# Problem of the Week

Problem C and Solution

Average Out

## Problem

Four different positive integers have a mean (average) of \(100\). If the positive difference between the smallest and largest of these integers is as large as possible, determine the average of the other two integers.

Extra Problem: Can you interpret the following picture puzzle?

## Solution

Let \(a\),\(b\), \(c\), and \(d\) represent four distinct positive integers such that \(a<b<c<d\).

Since the average of the four positive integers is \(100\), their sum can be determined by multiplying their average by \(4\). Therefore, the sum of the numbers is \(4\times 100=400\). That is, \(a+b+c+d=400\).

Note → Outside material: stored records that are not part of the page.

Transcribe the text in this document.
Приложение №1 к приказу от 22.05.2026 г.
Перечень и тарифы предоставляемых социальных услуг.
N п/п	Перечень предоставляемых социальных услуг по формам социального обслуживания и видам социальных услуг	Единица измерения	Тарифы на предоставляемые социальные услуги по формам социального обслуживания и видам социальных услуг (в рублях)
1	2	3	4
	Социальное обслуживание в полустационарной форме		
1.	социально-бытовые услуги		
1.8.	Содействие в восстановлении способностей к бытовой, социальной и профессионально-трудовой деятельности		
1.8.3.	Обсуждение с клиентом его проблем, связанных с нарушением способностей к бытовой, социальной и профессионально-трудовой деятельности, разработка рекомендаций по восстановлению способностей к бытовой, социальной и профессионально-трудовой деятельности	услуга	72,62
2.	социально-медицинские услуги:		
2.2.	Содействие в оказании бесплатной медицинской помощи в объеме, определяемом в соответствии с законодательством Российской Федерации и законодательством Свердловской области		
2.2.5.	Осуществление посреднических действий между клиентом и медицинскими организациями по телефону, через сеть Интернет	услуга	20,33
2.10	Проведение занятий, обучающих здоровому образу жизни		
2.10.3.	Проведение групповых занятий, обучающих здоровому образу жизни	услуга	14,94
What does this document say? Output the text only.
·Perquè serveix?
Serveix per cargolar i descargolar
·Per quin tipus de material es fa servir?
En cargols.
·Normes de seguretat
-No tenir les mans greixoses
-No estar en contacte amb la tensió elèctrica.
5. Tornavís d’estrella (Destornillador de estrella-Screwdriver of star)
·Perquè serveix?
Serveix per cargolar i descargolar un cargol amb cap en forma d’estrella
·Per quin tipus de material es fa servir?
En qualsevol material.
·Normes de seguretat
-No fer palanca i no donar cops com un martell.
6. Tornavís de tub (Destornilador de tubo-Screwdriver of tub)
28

For the difference between the largest integer and the smallest integer to be as large as possible, we want the smallest integer, \(a\), to be as small as possible. The smallest positive integer is \(1\), so \(a=1\).

Since the sum of the four positive integers is \(400\) and the smallest integer, \(a\), is \(1\), the sum of the remaining three integers is \(b+c+d=400-1=399\).

For the difference between the largest integer and the smallest integer to be as large as possible, we also want the largest integer, \(d\), to be as large as possible. For \(d\) to be as large as possible, \(b\) and \(c\) must be as small as possible. The two positive integers, \(b\) and \(c\), must be different and cannot equal \(1\), since \(a=1\). Therefore, \(b=2\) and \(c=3\), the smallest two remaining distinct positive integers. It follows that \(d\), the largest of the four positive integers, is \(399-2-3=394\). (This was not required but has been provided for completeness.)

The average of the middle two positive integers, \(b\) and \(c\), is \(\frac{2+3}{2}=\frac{5}{2}=2.5\).

**Extension:**

How would your answer change if it was also required that the average of \(b\) and \(c\) was an integer greater than or equal to \(3\)?

**Extra Problem Answer:** Slightly above average.